Bedotterij, zegt het Engels-Nederlands woordenboek als ik hoax opzoek. Ik heb me kennelijk daaraan schuldig gemaakt. Maar, edelachtbare, ik wist niet beter dan dat het waar was. Eerlijk ik heb het niet expres gedaan. Ik heb (in commissie) een waarschuwing doen uitgaan voor een vernietigend virus. Het ene antwoordmailtje spreekt me bars toe, het andere meldt me vriendelijk dat ik op deze en gene website moet kijken of het wel waar is wat ik (alweer in commissie) te waarschuwen heb. Ja, leuk.

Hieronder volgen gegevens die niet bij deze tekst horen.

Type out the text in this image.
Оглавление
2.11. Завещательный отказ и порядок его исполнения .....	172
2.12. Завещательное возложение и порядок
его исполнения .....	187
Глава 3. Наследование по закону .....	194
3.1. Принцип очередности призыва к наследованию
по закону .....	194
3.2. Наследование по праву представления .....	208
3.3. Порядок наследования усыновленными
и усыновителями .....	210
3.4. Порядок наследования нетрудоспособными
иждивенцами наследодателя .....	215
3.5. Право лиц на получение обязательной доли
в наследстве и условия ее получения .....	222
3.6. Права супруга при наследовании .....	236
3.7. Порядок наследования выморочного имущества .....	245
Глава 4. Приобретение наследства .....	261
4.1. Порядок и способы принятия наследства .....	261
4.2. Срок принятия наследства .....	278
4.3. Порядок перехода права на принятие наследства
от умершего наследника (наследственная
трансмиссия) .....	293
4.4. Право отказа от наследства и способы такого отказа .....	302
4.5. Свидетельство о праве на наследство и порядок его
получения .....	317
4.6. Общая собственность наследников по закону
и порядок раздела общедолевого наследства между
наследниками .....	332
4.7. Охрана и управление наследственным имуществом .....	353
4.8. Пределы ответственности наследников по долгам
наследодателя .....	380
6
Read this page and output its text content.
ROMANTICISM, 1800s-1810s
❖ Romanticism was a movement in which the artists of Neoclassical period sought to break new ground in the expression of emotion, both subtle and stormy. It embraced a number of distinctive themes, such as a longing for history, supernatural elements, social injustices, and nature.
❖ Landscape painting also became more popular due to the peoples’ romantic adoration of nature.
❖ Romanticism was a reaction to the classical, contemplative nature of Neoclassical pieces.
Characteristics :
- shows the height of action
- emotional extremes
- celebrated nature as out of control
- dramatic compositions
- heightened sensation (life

Ik en zoeken op het internet. Daar krijg ik flapperogen van. Rechts in beeld draait iets. Boven in wapperen vlaggen. Wordt er geschaatst? En waarom dan? En ergens anders wordt iets verkocht, verhuurd of anderszins. Het is net zoiets als de helpfunctie. Daar begrijp ik de eerste regel al niet van. Vindt het flapje met het zoemtuitje en vergrendel het amperlinkje. Ja meneer, denk ik dan, nu lust ik wel koffie. Op mijn computer is ook iets niet aangelinkt of ingemoddeld of erger nog en daarom willen sommige linken (wat zijn dat eigenlijk) niet geactiveerd worden. Nou dan niet. Maar zo’n computermeneer bellen (welke dan ook) kost heel veel. Wachtminuten om mee te beginnen en dure centjes per minuut. Vroeger had ik een verwarmingsketel in mijn eerste eigen huis en die maakte bij gebruik draaiende geluidjes. Ik was ervan overtuigd dat dat ding riep: weer een kwartje, weer een kwartje, en daar werd ik zo zenuwachtig van dat ik de verwarming maar weer laag draaide. Net zoiets is bellen en dan niet weten tot welke uitzinnige hoogte de rekening kan oplopen en dat dan nog wel met een meneer die ik al helemaal niet begrijp. Stel je voor ik ga failliet en ik moet dan omgevallen, net als de banken, buiten lopen met een karretje van de buurtsuper en al m’n spulletjes erin en zwerven. Want, meneer de rechter, ik ben een aow-er en heb geen betaald werk en de prenten op mijn tentoonstelling hangen er stil en sneu bij, want niemand wil ze. Is dit misschien een minidepressie? Of heb ik net als de computer een dreigend doch niet bestaand virus?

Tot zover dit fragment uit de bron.